In short, I voted no. When it came to seeing the results I was stunned to see that 69% of participants had voted yes, versus 30% who had voted no.

Ok, Le Figaro is a right wing newspaper. But it was an interesting demonstration of the current state of affairs in France. When Cameron introduced his intention to hold a referendum on Britain’s membership in the EU by 2017 if he wins the next general election in 2015, the French press widely seemed to be of the opinion that it was a catastrophically unwise move on his part, and a clear attempt to protect the City’s interests and appease Euro-sceptic members of his party. Many of the comments on the articles online were along the lines of ‘Can the British just get stuffed, and stop bossing everyone about.’ Historically, France has a pro-European political policy – it was one of the founding members of the European Economic Committee in 1957, and Thatcher was famously Euro-sceptic and pro national, rather than European interest. Many think her economic policy pre-figured the City as it is today, and in my last blog post I talked about one of the views from France of the City.

So why today do 69% of Le Figaro readers think a Margaret Thatcher figure would be a good thing for France? In times of crisis, we look to a strong leader.  The French have a history of doing so – during the 1958 crisis during the Algerian war of independence, de Gaulle was voted back into power after having retired from politics. He was the epitome of monarchical figure, an undisputed leader, a reformer, and very pro-dirigiste. He took France’s suffering economy and, rebuilt it through state directed capitalism. Under de Gaulle, France enjoyed Les Trente Glorieuses¸ 30 years of economic growth, where the French GDP overtook that of the UK’s until the early 90s.

Today, many feel that Hollande is not a strong leader, and that France is losing it way politically, as well as stumbling economically. His current approval ratings are on 27%, which is the lowest any President has ever had under the 5th Republic.

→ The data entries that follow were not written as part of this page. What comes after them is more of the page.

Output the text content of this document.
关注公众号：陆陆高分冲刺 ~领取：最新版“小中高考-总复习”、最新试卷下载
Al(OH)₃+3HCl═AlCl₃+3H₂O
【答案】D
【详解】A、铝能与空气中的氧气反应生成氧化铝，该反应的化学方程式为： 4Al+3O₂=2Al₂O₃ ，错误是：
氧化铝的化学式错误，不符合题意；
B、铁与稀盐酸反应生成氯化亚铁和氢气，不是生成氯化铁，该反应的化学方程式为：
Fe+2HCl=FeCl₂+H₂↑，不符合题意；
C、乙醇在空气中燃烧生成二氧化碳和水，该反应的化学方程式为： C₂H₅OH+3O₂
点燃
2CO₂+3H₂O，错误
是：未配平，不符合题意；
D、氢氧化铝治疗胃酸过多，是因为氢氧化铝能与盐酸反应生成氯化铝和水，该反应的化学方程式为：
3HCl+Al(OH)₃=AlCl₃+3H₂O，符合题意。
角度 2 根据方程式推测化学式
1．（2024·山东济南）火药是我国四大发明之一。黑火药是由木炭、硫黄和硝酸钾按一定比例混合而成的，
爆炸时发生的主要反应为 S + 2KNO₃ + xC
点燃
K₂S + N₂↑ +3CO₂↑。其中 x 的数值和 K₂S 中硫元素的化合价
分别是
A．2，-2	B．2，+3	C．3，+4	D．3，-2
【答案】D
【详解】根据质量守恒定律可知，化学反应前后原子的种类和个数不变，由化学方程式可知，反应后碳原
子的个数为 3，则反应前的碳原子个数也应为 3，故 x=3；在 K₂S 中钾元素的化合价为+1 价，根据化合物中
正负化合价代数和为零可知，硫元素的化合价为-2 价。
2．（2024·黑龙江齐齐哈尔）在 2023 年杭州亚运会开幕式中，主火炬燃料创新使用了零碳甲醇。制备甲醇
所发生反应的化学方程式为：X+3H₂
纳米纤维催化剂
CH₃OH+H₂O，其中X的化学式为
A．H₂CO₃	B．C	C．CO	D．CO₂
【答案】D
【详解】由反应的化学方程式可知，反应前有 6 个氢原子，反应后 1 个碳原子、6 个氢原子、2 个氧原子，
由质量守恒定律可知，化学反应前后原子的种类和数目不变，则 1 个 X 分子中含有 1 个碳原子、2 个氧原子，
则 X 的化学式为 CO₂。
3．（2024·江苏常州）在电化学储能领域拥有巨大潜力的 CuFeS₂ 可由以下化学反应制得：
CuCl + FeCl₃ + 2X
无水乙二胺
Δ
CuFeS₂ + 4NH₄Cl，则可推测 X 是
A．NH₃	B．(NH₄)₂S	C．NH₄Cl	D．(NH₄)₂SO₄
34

This poll should obviously be taken with a liberal pinch of salt, but the fact remains that a year after electing a Socialist President, the massive coverage of Thatcher’s death in the French press suggests more than just a passing interest in her policies and her legacy.  Thatcher once said that ‘there is no such thing as society.’ At a time when France is vulnerable, economically and politically, it’s interesting that that Thatcher should hold allure. She didn’t unite, she divided. Some flourished under her, some really suffered. True, she was omni-present, seemingly omnipotent, in a de Gaulle like fashion, but then that’s also the kind of leadership that Marine Le Pen espouses, and she got 17,90% in the last French election.

Hollande is trying to emit authority and capability. Part of his reaction to the Cahuzac scandal has been to introduce new laws stripping anyone suspected of or actually having committed tax evasion from public office. He has also asked all MPs to make public the details of their ‘patrimoine,’ that is to say, their personal estate. But this move has been quickly dismissed by the right as an attempt to ease the blame on the left by making the whole of the political system seem guilty.

Yesterday, Hollande blandly acknowledged that Thatcher profoundly marked British history.  Jean-Marc Ayrault, the French prime-minister’s response was more unfettered, making reference to the economic and social damage that she inflicted. Jean-Luc Mélenchon tweeted: ‘Margaret Thatcher will discover in hell what it is she did to the miners.’ (No mincing of words there then).  There are no overt demonstrations of emotion from the left, but all the same, perhaps they should be wary of her legacy when it comes to creating their own.